By delivering personalized shopping experiences, NTO saw a significant increase in conversion rates. Waterfall segmentation helped them prioritize various subsets of their audience so they could further personalize offers, retain loyal customers, and avoid oversaturation of promotions.

Let’s take another look from a B2B perspective to see how we at Salesforce use our own product ( Data Cloud ) to cut our time between a lead expressing interest and it being sent to the correct sales rep from 25 minutes to 45 seconds. 

Since we process more than 20 million leads every year, that’s a lot of time saved. Previously, our system relied on over 2 million lines of custom code. Now, it’s down to a few thousand lines built natively into our automation platform, Flow . 

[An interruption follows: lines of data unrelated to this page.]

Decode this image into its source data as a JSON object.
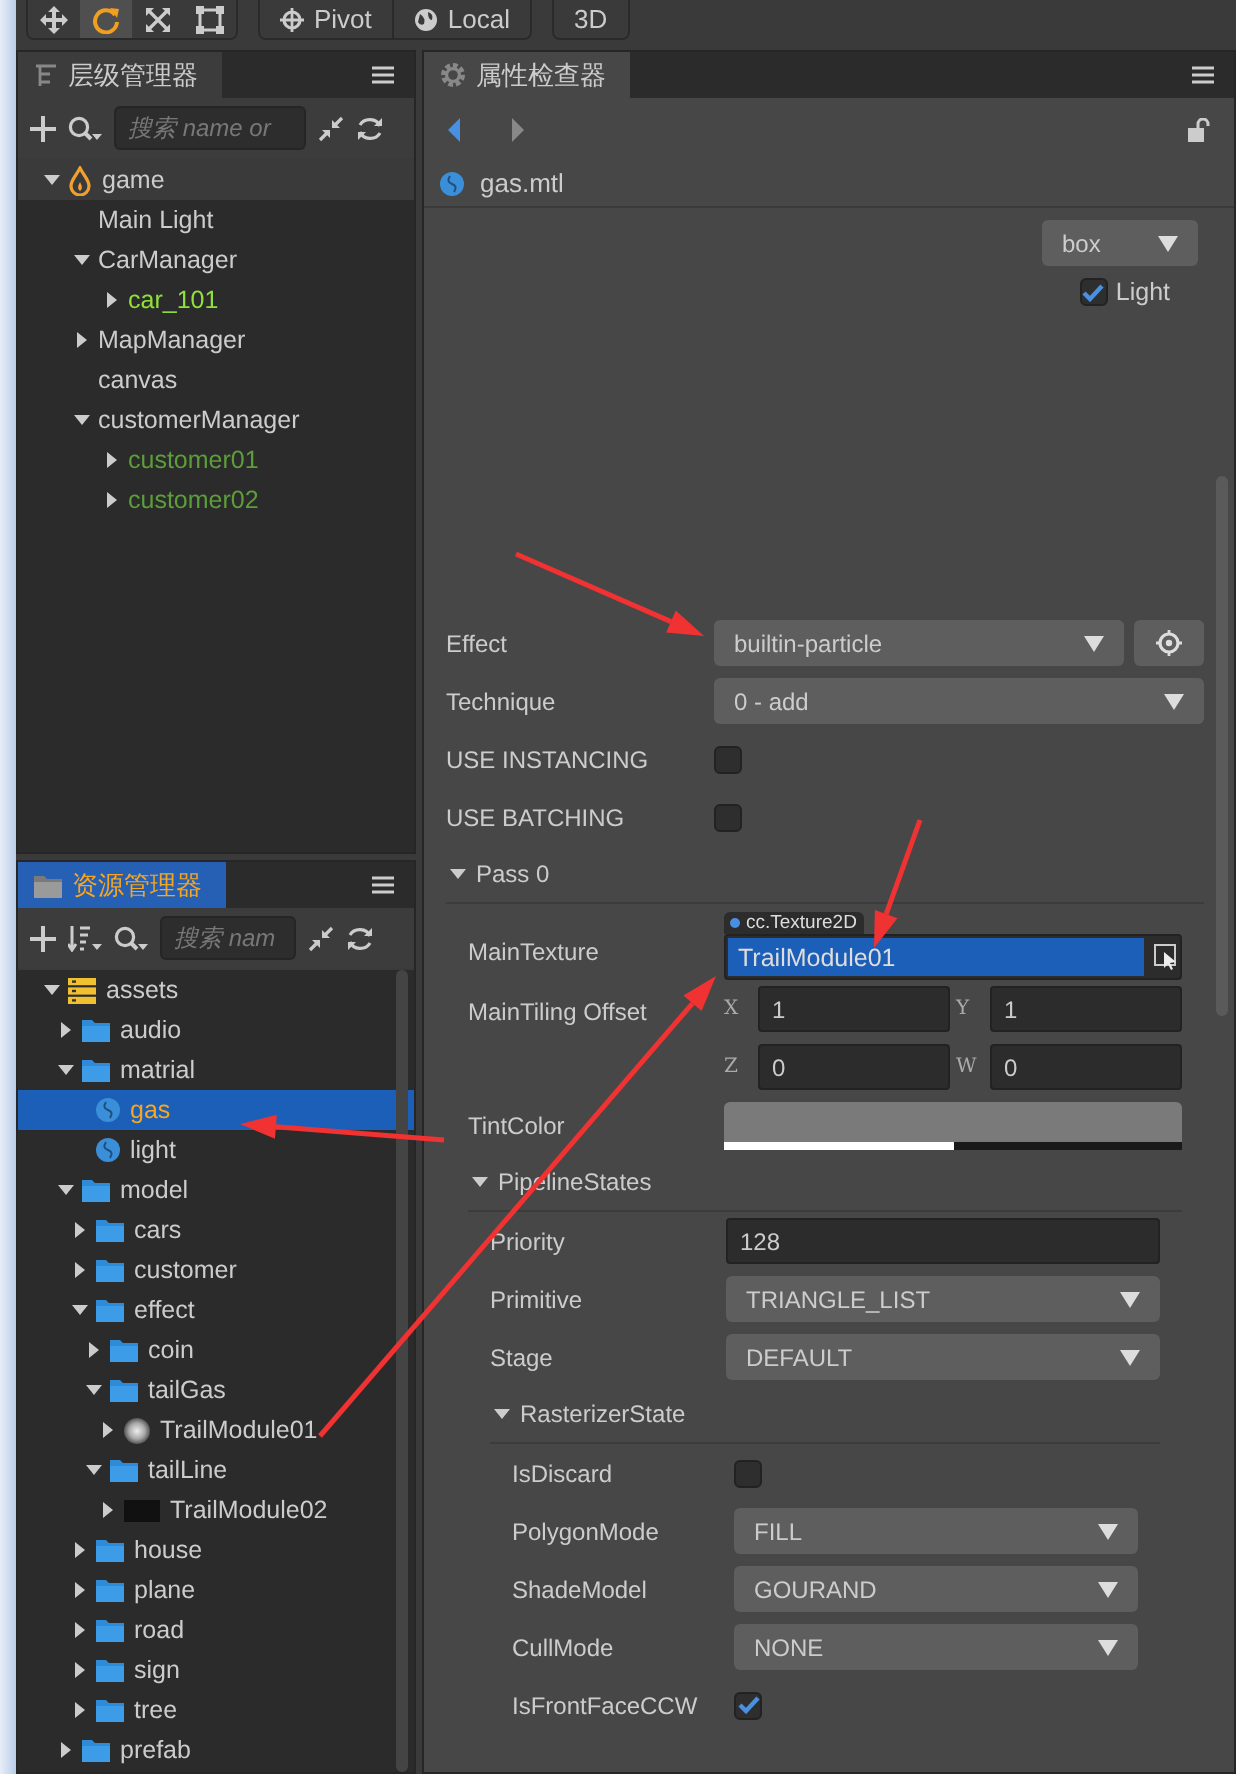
{
  "toolbar": {
    "tools": [
      {
        "kind": "move",
        "selected": false
      },
      {
        "kind": "rotate",
        "selected": true
      },
      {
        "kind": "scale",
        "selected": false
      },
      {
        "kind": "rect",
        "selected": false
      }
    ],
    "pivot": "Pivot",
    "space": "Local",
    "mode": "3D"
  },
  "hierarchy": {
    "title": "层级管理器",
    "focused": false,
    "search_placeholder": "搜索 name or",
    "tree": [
      {
        "label": "game",
        "kind": "scene",
        "color": "#cccccc",
        "expanded": true,
        "children": [
          {
            "label": "Main Light",
            "kind": "node",
            "color": "#cccccc"
          },
          {
            "label": "CarManager",
            "kind": "node",
            "color": "#cccccc",
            "expanded": true,
            "children": [
              {
                "label": "car_101",
                "kind": "node",
                "color": "#8fe03c",
                "expanded": false
              }
            ]
          },
          {
            "label": "MapManager",
            "kind": "node",
            "color": "#cccccc",
            "expanded": false
          },
          {
            "label": "canvas",
            "kind": "node",
            "color": "#cccccc"
          },
          {
            "label": "customerManager",
            "kind": "node",
            "color": "#cccccc",
            "expanded": true,
            "children": [
              {
                "label": "customer01",
                "kind": "node",
                "color": "#5c9e3a",
                "expanded": false
              },
              {
                "label": "customer02",
                "kind": "node",
                "color": "#5c9e3a",
                "expanded": false
              }
            ]
          }
        ]
      }
    ]
  },
  "assets": {
    "title": "资源管理器",
    "focused": true,
    "search_placeholder": "搜索 nam",
    "tree": [
      {
        "label": "assets",
        "kind": "db",
        "selected": false,
        "expanded": true,
        "children": [
          {
            "label": "audio",
            "kind": "folder",
            "selected": false,
            "expanded": false
          },
          {
            "label": "matrial",
            "kind": "folder",
            "selected": false,
            "expanded": true,
            "children": [
              {
                "label": "gas",
                "kind": "material",
                "selected": true
              },
              {
                "label": "light",
                "kind": "material",
                "selected": false
              }
            ]
          },
          {
            "label": "model",
            "kind": "folder",
            "selected": false,
            "expanded": true,
            "children": [
              {
                "label": "cars",
                "kind": "folder",
                "selected": false,
                "expanded": false
              },
              {
                "label": "customer",
                "kind": "folder",
                "selected": false,
                "expanded": false
              },
              {
                "label": "effect",
                "kind": "folder",
                "selected": false,
                "expanded": true,
                "children": [
                  {
                    "label": "coin",
                    "kind": "folder",
                    "selected": false,
                    "expanded": false
                  },
                  {
                    "label": "tailGas",
                    "kind": "folder",
                    "selected": false,
                    "expanded": true,
                    "children": [
                      {
                        "label": "TrailModule01",
                        "kind": "puff",
                        "selected": false,
                        "expanded": false
                      }
                    ]
                  },
                  {
                    "label": "tailLine",
                    "kind": "folder",
                    "selected": false,
                    "expanded": true,
                    "children": [
                      {
                        "label": "TrailModule02",
                        "kind": "texture",
                        "selected": false,
                        "expanded": false
                      }
                    ]
                  }
                ]
              },
              {
                "label": "house",
                "kind": "folder",
                "selected": false,
                "expanded": false
              },
              {
                "label": "plane",
                "kind": "folder",
                "selected": false,
                "expanded": false
              },
              {
                "label": "road",
                "kind": "folder",
                "selected": false,
                "expanded": false
              },
              {
                "label": "sign",
                "kind": "folder",
                "selected": false,
                "expanded": false
              },
              {
                "label": "tree",
                "kind": "folder",
                "selected": false,
                "expanded": false
              }
            ]
          },
          {
            "label": "prefab",
            "kind": "folder",
            "selected": false,
            "expanded": false
          }
        ]
      }
    ]
  },
  "inspector": {
    "title": "属性检查器",
    "focused": false,
    "file": "gas.mtl",
    "preview": {
      "mesh": "box",
      "light_label": "Light",
      "light_checked": true
    },
    "properties": [
      {
        "kind": "select",
        "label": "Effect",
        "value": "builtin-particle",
        "locate": true
      },
      {
        "kind": "select",
        "label": "Technique",
        "value": "0 - add"
      },
      {
        "kind": "checkbox",
        "label": "USE INSTANCING",
        "checked": false
      },
      {
        "kind": "checkbox",
        "label": "USE BATCHING",
        "checked": false
      },
      {
        "kind": "section",
        "label": "Pass 0",
        "expanded": true,
        "children": [
          {
            "kind": "asset",
            "label": "MainTexture",
            "type": "cc.Texture2D",
            "value": "TrailModule01"
          },
          {
            "kind": "vec4",
            "label": "MainTiling Offset",
            "components": [
              {
                "axis": "X",
                "value": "1"
              },
              {
                "axis": "Y",
                "value": "1"
              },
              {
                "axis": "Z",
                "value": "0"
              },
              {
                "axis": "W",
                "value": "0"
              }
            ]
          },
          {
            "kind": "color",
            "label": "TintColor",
            "color": "#7a7a7a",
            "level": 0.5
          },
          {
            "kind": "section",
            "label": "PipelineStates",
            "expanded": true,
            "children": [
              {
                "kind": "number",
                "label": "Priority",
                "value": "128"
              },
              {
                "kind": "select",
                "label": "Primitive",
                "value": "TRIANGLE_LIST"
              },
              {
                "kind": "select",
                "label": "Stage",
                "value": "DEFAULT"
              },
              {
                "kind": "section",
                "label": "RasterizerState",
                "expanded": true,
                "children": [
                  {
                    "kind": "checkbox",
                    "label": "IsDiscard",
                    "checked": false
                  },
                  {
                    "kind": "select",
                    "label": "PolygonMode",
                    "value": "FILL"
                  },
                  {
                    "kind": "select",
                    "label": "ShadeModel",
                    "value": "GOURAND"
                  },
                  {
                    "kind": "select",
                    "label": "CullMode",
                    "value": "NONE"
                  },
                  {
                    "kind": "checkbox",
                    "label": "IsFrontFaceCCW",
                    "checked": true
                  }
                ]
              }
            ]
          }
        ]
      }
    ]
  }
}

Data Cloud is more than just a customer data platform for marketers; it’s a data platform built for the entire company. It unifies customer data from any source including website behavior, customer relationship management (CRM) platform interactions, ad performance, and more. This unified data is then accessible to marketers (as well as sales reps, service agents, and merchandisers) who can then activate it to power personalized marketing and connect customer experiences.

Intelligent lead routing

When a prospect expresses interest in our products, the first step in our routing process is to ingest this lead into Data Cloud. We can then perform data transformations on the form submission to enrich the data we’ve collected, with the data we already have on this customer, and create a usable lead record. 

To route the lead to the correct individual, we use Data Cloud-powered Flows to assign leads to the correct sales reps, giving them all the info they need to convert.

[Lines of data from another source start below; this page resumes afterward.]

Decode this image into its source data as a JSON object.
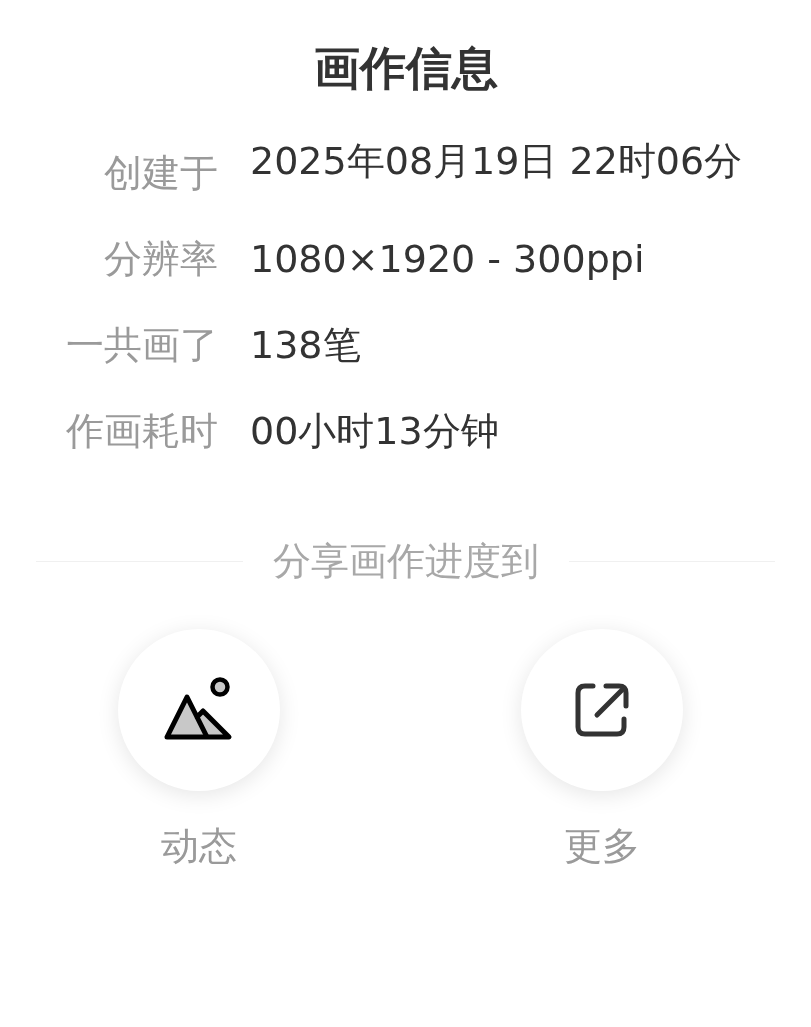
{
  "title": "画作信息",
  "info": [
    {
      "label": "创建于",
      "value": "2025年08月19日 22时06分"
    },
    {
      "label": "分辨率",
      "value": "1080×1920 - 300ppi"
    },
    {
      "label": "一共画了",
      "value": "138笔"
    },
    {
      "label": "作画耗时",
      "value": "00小时13分钟"
    }
  ],
  "share": {
    "heading": "分享画作进度到",
    "targets": [
      {
        "kind": "moment",
        "label": "动态"
      },
      {
        "kind": "more",
        "label": "更多"
      }
    ]
  }
}
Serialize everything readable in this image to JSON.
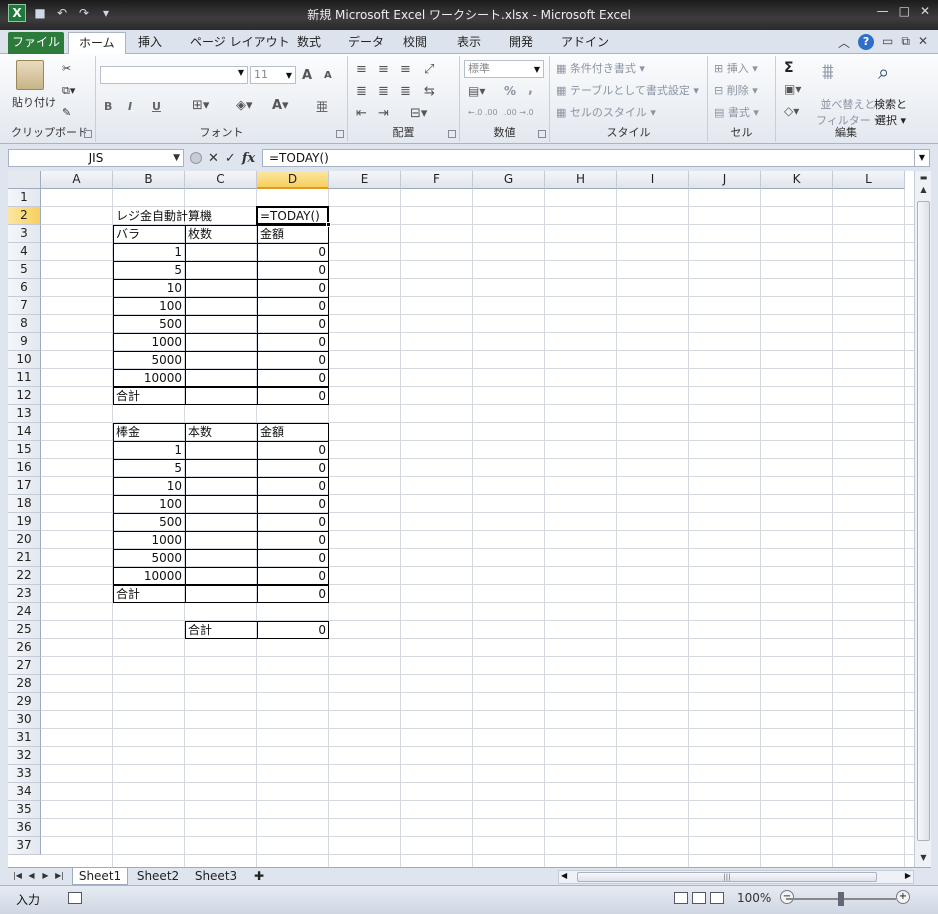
{
  "titlebar": {
    "title": "新規 Microsoft Excel ワークシート.xlsx - Microsoft Excel",
    "logo": "X"
  },
  "ribbon_tabs": [
    "ファイル",
    "ホーム",
    "挿入",
    "ページ レイアウト",
    "数式",
    "データ",
    "校閲",
    "表示",
    "開発",
    "アドイン"
  ],
  "ribbon": {
    "clipboard": {
      "paste": "貼り付け",
      "label": "クリップボード"
    },
    "font": {
      "size": "11",
      "bold": "B",
      "italic": "I",
      "underline": "U",
      "grow": "A",
      "shrink": "A",
      "label": "フォント",
      "phonetic": "亜"
    },
    "alignment": {
      "label": "配置"
    },
    "number": {
      "format": "標準",
      "percent": "%",
      "comma": ",",
      "inc": "←.0 .00",
      "dec": ".00 →.0",
      "label": "数値"
    },
    "styles": {
      "conditional": "条件付き書式",
      "table": "テーブルとして書式設定",
      "cellstyle": "セルのスタイル",
      "label": "スタイル"
    },
    "cells": {
      "insert": "挿入",
      "delete": "削除",
      "format": "書式",
      "label": "セル"
    },
    "editing": {
      "sum": "Σ",
      "sort_line1": "並べ替えと",
      "sort_line2": "フィルター",
      "find_line1": "検索と",
      "find_line2": "選択",
      "label": "編集"
    }
  },
  "formula_bar": {
    "name_box": "JIS",
    "formula": "=TODAY()",
    "fx": "fx"
  },
  "columns": [
    "A",
    "B",
    "C",
    "D",
    "E",
    "F",
    "G",
    "H",
    "I",
    "J",
    "K",
    "L"
  ],
  "selected_column": "D",
  "selected_row": "2",
  "rows": [
    "1",
    "2",
    "3",
    "4",
    "5",
    "6",
    "7",
    "8",
    "9",
    "10",
    "11",
    "12",
    "13",
    "14",
    "15",
    "16",
    "17",
    "18",
    "19",
    "20",
    "21",
    "22",
    "23",
    "24",
    "25",
    "26",
    "27",
    "28",
    "29",
    "30",
    "31",
    "32",
    "33",
    "34",
    "35",
    "36",
    "37"
  ],
  "cells": {
    "B2": "レジ金自動計算機",
    "D2": "=TODAY()",
    "B3": "バラ",
    "C3": "枚数",
    "D3": "金額",
    "B4": "1",
    "D4": "0",
    "B5": "5",
    "D5": "0",
    "B6": "10",
    "D6": "0",
    "B7": "100",
    "D7": "0",
    "B8": "500",
    "D8": "0",
    "B9": "1000",
    "D9": "0",
    "B10": "5000",
    "D10": "0",
    "B11": "10000",
    "D11": "0",
    "B12": "合計",
    "D12": "0",
    "B14": "棒金",
    "C14": "本数",
    "D14": "金額",
    "B15": "1",
    "D15": "0",
    "B16": "5",
    "D16": "0",
    "B17": "10",
    "D17": "0",
    "B18": "100",
    "D18": "0",
    "B19": "500",
    "D19": "0",
    "B20": "1000",
    "D20": "0",
    "B21": "5000",
    "D21": "0",
    "B22": "10000",
    "D22": "0",
    "B23": "合計",
    "D23": "0",
    "C25": "合計",
    "D25": "0"
  },
  "sheet_tabs": [
    "Sheet1",
    "Sheet2",
    "Sheet3"
  ],
  "active_sheet": "Sheet1",
  "status": {
    "mode": "入力",
    "zoom": "100%"
  }
}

Automated sales alerts & tasks

From there, we create a dynamic segment of customers who visited a pricing page on our website in the last 24 hours. Whenever one of these leads visited a pricing page, it triggered an instant alert in Slack, specifically tailored for the sales rep assigned to that lead. These alerts are personalized with recommended next steps based on previous interactions and what product or pricing pages were visited.

Using AI for data-driven responses

Using the data garnered from these interactions, we built a holistic view of quality leads and assigned product interest scores with AI-powered predictive models . This helps our sales reps better understand which products key leads are most likely to buy in the future.

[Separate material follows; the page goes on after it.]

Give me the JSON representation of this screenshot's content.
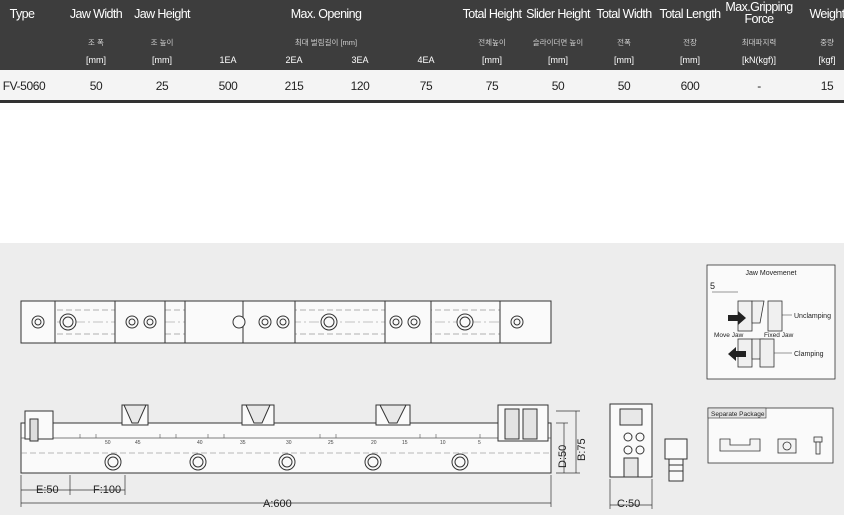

With all customer data accessible, reps are not only alerted of hot leads, their conversations with potential customers are more focused and impactful. Using Data Cloud also helped us become much more agile, which changes being implemented in minutes vs. weeks. 

Personalized marketing is a balancing act that demands resources and expertise to build lasting customer relationships. But, truly personalized marketing is dependent on data from across the entire business — data that is shared, accessible, and actionable across marketing, sales, service, commerce, and more. 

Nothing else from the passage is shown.